Manga „Sayonara Tokyo, Hallo Berlin“: Nugiko Kutsushita zeichnet die deutsche Hauptstadt
Was gibt uns in der Fremde ein Gefühl von Heimat? Für die junge Japanerin Aki sind es Ramen-Nudelsuppe und Buttersand, ein mit Buttercreme und Rumrosinen gefüllter Doppelkeks, der traditionell auf der Insel Hokkaido hergestellt wird. Selbstgebacken mit deutschen Erdbeeren vom Brandenburger Obsthof schmeckt das Gebäck fast wie zu Hause, stellen Aki und ihre ebenfalls aus Japan stammende Mitbewohnerin Rika fest, als sie es in ihrer Berliner WG-Küche zusammen verzehren.
Die Mangazeichnerin Nugiko Kutsushita ist vor einigen Jahren selbst von Tokio nach Berlin ausgewandert. Dennoch sei „Sayonara Tokyo, Hallo Berlin“ kein autobiografisches Werk, sondern bloß von ihren realen Berlinerfahrungen inspiriert, betonte sie in einem Interview.
Die Handlung des zweibändigen Manga, der in Japan zwischen April 2019 und Mai 2021 erschien, ist schnell skizziert: Mit einem Working Holiday Visum zieht die selbstständige Filmemacherin spontan nach Berlin, nachdem ihre kleine Wohnung in Tokio einem Brand zum Opfer gefallen ist. Für die schüchterne 28-Jährige, die bislang noch nie aus ihrer Heimatstadt herausgekommen ist, beginnt eine Reise, die sie Schritt für Schritt aus der eigenen Komfortzone hinausführt.

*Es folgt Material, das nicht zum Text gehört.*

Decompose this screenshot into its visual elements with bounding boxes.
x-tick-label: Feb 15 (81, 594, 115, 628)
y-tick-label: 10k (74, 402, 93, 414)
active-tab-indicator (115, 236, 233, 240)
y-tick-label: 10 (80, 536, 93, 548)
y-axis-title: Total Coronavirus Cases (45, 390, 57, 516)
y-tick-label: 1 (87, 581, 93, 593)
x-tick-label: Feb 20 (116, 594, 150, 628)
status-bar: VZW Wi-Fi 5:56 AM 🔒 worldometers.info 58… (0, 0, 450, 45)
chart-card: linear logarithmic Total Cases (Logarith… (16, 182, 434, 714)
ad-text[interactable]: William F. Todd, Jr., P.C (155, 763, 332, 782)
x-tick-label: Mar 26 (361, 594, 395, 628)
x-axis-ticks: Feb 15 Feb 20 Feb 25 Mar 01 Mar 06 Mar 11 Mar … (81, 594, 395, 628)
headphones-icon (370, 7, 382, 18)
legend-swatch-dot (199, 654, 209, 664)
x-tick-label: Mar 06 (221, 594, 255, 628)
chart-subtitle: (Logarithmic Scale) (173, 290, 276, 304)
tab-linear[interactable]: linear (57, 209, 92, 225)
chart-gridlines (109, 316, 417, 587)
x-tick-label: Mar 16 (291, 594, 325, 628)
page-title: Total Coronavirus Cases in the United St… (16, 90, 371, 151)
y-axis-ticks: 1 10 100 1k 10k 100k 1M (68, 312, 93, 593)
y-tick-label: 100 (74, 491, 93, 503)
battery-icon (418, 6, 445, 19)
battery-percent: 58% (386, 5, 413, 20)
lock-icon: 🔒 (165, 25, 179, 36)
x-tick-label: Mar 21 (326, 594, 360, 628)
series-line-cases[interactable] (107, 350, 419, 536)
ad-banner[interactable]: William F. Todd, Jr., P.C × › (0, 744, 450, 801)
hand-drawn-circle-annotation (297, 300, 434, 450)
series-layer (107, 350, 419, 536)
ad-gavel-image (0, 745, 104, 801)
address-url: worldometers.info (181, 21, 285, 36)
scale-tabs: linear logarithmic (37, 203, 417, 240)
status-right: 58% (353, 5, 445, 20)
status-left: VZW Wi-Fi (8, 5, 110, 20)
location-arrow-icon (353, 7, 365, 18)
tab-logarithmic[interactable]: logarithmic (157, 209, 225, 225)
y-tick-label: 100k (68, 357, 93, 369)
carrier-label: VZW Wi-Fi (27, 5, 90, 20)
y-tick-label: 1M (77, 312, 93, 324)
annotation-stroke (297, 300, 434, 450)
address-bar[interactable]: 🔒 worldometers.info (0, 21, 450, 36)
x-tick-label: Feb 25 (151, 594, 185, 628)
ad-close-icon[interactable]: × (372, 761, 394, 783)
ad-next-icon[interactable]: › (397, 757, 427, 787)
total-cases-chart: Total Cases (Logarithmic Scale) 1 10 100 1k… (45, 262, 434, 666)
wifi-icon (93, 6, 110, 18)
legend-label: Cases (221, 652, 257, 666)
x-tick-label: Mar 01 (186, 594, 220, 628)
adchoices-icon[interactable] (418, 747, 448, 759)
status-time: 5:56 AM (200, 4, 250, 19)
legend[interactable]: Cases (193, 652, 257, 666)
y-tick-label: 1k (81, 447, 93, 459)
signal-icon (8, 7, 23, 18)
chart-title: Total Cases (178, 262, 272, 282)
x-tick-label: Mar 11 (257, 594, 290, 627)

In Berlin muss sich Aki innerhalb kürzester Zeit auf eine Reihe schrulliger Charaktere einstellen, vor denen sie sich anfangs am liebsten verstecken würde. Daneben lernt sie die Stadt bei allerlei lokaltypischen Aktivitäten kennen: Gewürze kaufen auf dem türkischen Markt in Kreuzberg, Döner- und Currywurstbuden durchprobieren, auf dem Tempelhofer Feld Drachenfest feiern und auf dem Bürgeramt vom notorisch schlecht gelaunten Personal angeraunzt werden – von all diesen Erlebnissen erzählt Nugiko Kutsushita in sommerlich leichten Anekdoten, gewürzt mit viel japanischer Selbstironie und originalgetreuen Berliner Schauplätzen.
Detailreich ersteht der Flughafen Tegel in Kutsushitas Schwarzweißzeichnungen wieder auf, davor wartet ein BVG-Bus der Linie TXL, dessen Display „S+U Alexanderplatz via Hauptbahnhof“ anzeigt. Currywurst gibt es bei Curry36 und Erdbeeren kauft Aki gern am logobehängten Stand von Karl’s Erlebnishof.
Das hat den amüsanten Effekt, dass man als Ortskundiger sogleich ein wohlig-geborgenes Heimatgefühl mit den gezeichneten Szenen assoziiert. Der Hang zum Minutiösen, der Kutsushitas Zeichenstil innewohnt, erstreckt sich praktischerweise auch auf die Szenen, in denen Aki und Rika in der WG-Küche Lieblingsgerichte aus ihrer Heimat mit Berliner Zutaten zubereiten – so kann der Manga stellenweise als deutsch-japanisches Kochbuch herhalten.
Auch wenn manche Weisheit der Autorin über angeblich typisch deutsche Eigenheiten dann doch ein wenig klischeebeladen daherkommt, zeigt ihr Werk auf kurzweilige Weise, wie befremdlich und schön zugleich diese Stadt sein kann, wenn man sie zum ersten Mal sieht.